Lawmakers are grappling with how to legitimize a business that creates opportunities but also causes problems. While the service provides extra income for residents and cheaper accommodations for travelers, it can also create issues for neighbors and landlords
Using Airbnb in San Francisco and New York may not be so breezy by the end of this year. Right now, a visitor can hop on the site, find an apartment or house that a local isn’t using and click “Book It.” A few housekeeping matters later, a tourist has connected with someone willing to share their home, that host has made some extra money and Airbnb has taken a slice.

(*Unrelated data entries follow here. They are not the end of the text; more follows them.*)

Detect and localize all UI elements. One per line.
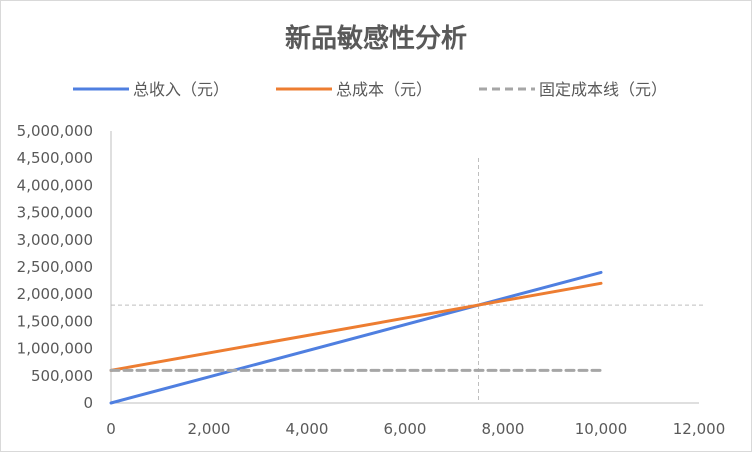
y-tick-label: 0 (83, 394, 93, 412)
y-tick-label: 1,000,000 (17, 340, 93, 358)
x-tick-label: 8,000 (482, 420, 525, 438)
series-line-1 (109, 281, 603, 372)
series-line-0 (109, 270, 603, 405)
y-tick-label: 4,000,000 (17, 176, 93, 194)
x-tick-label: 4,000 (286, 420, 329, 438)
y-tick-label: 3,500,000 (17, 204, 93, 222)
legend: 总收入（元） 总成本（元） 固定成本线（元） (73, 80, 667, 99)
y-tick-label: 5,000,000 (17, 122, 93, 140)
legend-label-2: 固定成本线（元） (539, 80, 667, 99)
x-tick-label: 2,000 (188, 420, 231, 438)
x-tick-label: 10,000 (575, 420, 628, 438)
x-tick-label: 0 (106, 420, 116, 438)
chart-title: 新品敏感性分析 (285, 23, 467, 54)
y-tick-label: 500,000 (31, 367, 93, 385)
legend-label-1: 总成本（元） (336, 80, 432, 99)
y-tick-label: 2,000,000 (17, 285, 93, 303)
y-tick-label: 3,000,000 (17, 231, 93, 249)
y-tick-label: 2,500,000 (17, 258, 93, 276)
y-tick-label: 1,500,000 (17, 312, 93, 330)
x-tick-label: 12,000 (673, 420, 726, 438)
plot-area: 0 500,000 1,000,000 1,500,000 2,000,000 2,500… (17, 122, 726, 438)
x-tick-label: 6,000 (384, 420, 427, 438)
legend-label-0: 总收入（元） (133, 80, 229, 99)
y-tick-label: 4,500,000 (17, 149, 93, 167)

Like business models driving other companies in the sharing economy—whether they’re promoting the shared use of cars, tools or driveways—the basic idea is simple. The reality isn’t. In dense urban areas on both coasts, many transactions taking place on sites like Airbnb are technically illegal. In San Francisco, renting out an apartment in a building with more than three units for less than 30 days is not allowed. New York City has similar prohibitions. In both metros, hosts have been evicted for breaking the law (or clauses in their leases), and lawmakers are struggling to legitimize a business that provides income for residents and is loved by travelers but also causes problems.
“Clearly Airbnb and a few other companies are changing the universe of what people assume are their rights as residents in neighborhoods,” says New York state Sen. Liz Krueger, who helped write the law prohibiting short-term rentals in New York. “It’s challenging the model of business regulation and frankly it’s wreaking havoc in certain communities.”
There are people who unknowingly break their leases by using Airbnb and lose their apartments, she says. There are neighbors kept awake by partying tourists or made nervous by a revolving cast strangers on their floor. And there are residents who get displaced so that landlords can rent out their apartments full time on sites like Airbnb. “It’s not OK and it shouldn’t be OK,” Krueger says. “There are reasons most cities have specific laws for hotels.”
Other lawmakers think it should be OK—but with caveats. Two bills in the New York legislature, both currently in committee, would carve exemptions out of the law to help legalize shorter-term rentals in New York City. And on Tuesday, San Francisco lawmaker David Chiu proposed legislation that would regulate short-term rentals there.
Like one of the New York bills, Chiu’s proposal would create a registration system run by the city: all would-be “hosts” who want to rent out their homes would have to apply for approval and let the city keep certain information about them on file. The San Francisco legislation limits eligible homes to primary residences where locals live at least three-quarters of the year, a clause aimed at keeping landlords from displacing renters to use apartments like hotels.
David Hantman, Airbnb’s head of public policy, lauded the proposal in a blog post, but also wrote that “certain provisions… could be problematic to our hosting community,” like a “registration system that could make some of their personal information public.” Airbnb stresses that people abusing the system, which has been used by more than 11 million people, are exceptions in an otherwise happy home-sharing economy. In economic impact studies, Airbnb found that 82% of users share only the home in which they live.
In an attempt to find out more about what business transactions are taking place, the New York attorney general’s office has subpoenaed data on thousands of Airbnb users in New York City. It’s part of an effort to separate hosts who are using the service to essentially run illegal hotels from the “casual users who are doing this once in a while,” says Melissa Grace, a spokeswoman for the attorney general’s office. She says the 82% who are renting out only their primary residence could account for a much lower percentage of the total listings.
Airbnb is fighting to keep the information private, a move it says is meant to protect its users, and the two are currently in settlement discussions.
Another New York law currently prohibits Airbnb hosts from collecting and paying hotel taxes to the city, something that is required under the proposed San Francisco legislation. The company is fighting to change that, hoping it would help legitimize the business and estimating it could kick $21 million a year into New York’s coffers. Airbnb spent $120,000 to lobby New York City council members last year and has reported another $20,000 so far in 2014, according to lobbying records.
Other cities have already found their balance between oversight and facilitating a popular service. Austin, Texas, a city where thousands upon thousands descend each year for events like SXSW, set up a licensing system for short-term rentals last year. Each applicant has to pay a $285 fee and provide certain documentation like proof of insurance. The city also limited the amount of homes that could be rented out in each building and area of the city, so no neighborhood would be overrun. No more than 3% of the units in one building, for example, can be used for short-term rentals.
The promises and pitfalls of the sharing economy will be aired during upcoming hearings in San Francisco—and in oral arguments on April 22 if Airbnb and the New York attorney general fail to reach a settlement out of court. “We still have a long way to go before we get a good law enacted,” Hantman wrote in his post responding to the San Francisco legislation. “It is just the beginning of what promises to be a very long process during which the entire Board of Supervisors will look at this proposal, hear from all sides—including our community—and make decisions about how to proceed.”